Afbeelding 8. Een animatie van de LorentztransformatiesHet referentiekader van de zwarte waarnemer wordt steeds vast gehouden; de groene ruimte- en tijdlijnen veranderen als de snelheid van de groene waarnemer verandert. De wereldlijn van de lichtflits is in alle referentiekaders diagonaal.
De precieze gevolgen van de Lorentztransformaties zullen we in de komende artikelen in dit dossier bestuderen, maar een aantal zaken is aan de animatie al meteen duidelijk. Ten eerste zien we heel goed dat het begrip gelijktijdigheid geen waarnemeronafhankelijke betekenis meer heeft: alle waarnemers hebben ruimtelijnen die van hun snelheid afhankelijk zijn, en iedere waarnemer heeft dus zijn eigen notie van gelijktijdigheid. Ten tweede zien we dat ook afstanden en tijdsintervallen waarnemerafhankelijk zijn: de afstand tussen de ruimte- en tijdlijnen van de groene waarnemer verandert continu als we zijn snelheid veranderen. We zullen de gevolgen voor afstanden en tijdsintervallen in de relativiteitstheorie in de volgende twee artikelen in dit dossier uitgebreid bespreken.

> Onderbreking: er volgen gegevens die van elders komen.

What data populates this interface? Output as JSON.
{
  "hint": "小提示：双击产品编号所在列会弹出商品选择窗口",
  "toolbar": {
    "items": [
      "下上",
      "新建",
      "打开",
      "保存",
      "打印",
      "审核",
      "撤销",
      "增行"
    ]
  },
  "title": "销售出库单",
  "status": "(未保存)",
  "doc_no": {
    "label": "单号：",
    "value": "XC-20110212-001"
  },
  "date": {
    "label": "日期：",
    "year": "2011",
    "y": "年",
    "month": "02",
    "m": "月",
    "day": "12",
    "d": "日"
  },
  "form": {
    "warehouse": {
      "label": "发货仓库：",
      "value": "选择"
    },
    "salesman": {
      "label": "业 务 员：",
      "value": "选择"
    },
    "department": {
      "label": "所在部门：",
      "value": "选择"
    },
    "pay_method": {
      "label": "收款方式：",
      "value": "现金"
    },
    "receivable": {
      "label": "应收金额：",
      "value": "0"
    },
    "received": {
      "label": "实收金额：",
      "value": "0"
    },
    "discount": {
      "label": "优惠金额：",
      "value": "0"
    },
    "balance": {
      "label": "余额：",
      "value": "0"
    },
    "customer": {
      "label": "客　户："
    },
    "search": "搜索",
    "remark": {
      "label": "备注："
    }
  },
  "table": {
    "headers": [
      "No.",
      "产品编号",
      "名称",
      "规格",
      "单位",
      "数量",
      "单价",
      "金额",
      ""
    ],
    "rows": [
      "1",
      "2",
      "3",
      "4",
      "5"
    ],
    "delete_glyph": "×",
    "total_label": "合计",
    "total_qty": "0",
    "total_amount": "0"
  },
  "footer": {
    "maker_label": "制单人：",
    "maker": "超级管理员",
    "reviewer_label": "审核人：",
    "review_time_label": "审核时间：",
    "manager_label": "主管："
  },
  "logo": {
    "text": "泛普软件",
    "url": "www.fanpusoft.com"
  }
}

In deze zee van veranderlijkheid zien we ook een constante factor. De diagonale gele lijn in afbeelding 8 is ook voor alle groene waarnemers diagonaal. In het zwarte referentiekader beschrijft deze lijn de voortplanting van een lichtflits door de ruimtetijd: steeds als het 1 seconde later is (1 vakje naar boven) is de lichtflits ook 1 lichtseconde opgeschoven (1 vakje naar rechts). Precies hetzelfde geldt voor alle andere waarnemers. Met andere woorden: het licht beweegt in alle referentiekaders met precies dezelfde snelheid! Dit resultaat was het oorspronkelijke doel van onze exercitie; het is goed om te zien dat we dit doel inderdaad bereikt hebben.
Dit is het vijfde artikel uit het dossier Relativiteitstheorie. In het zesde artikel komen we een belangrijke voorspelling van Einsteins theorie tegen: de tijdsdilatatie – het verschijnsel dat bewegende klokken langzamer lopen.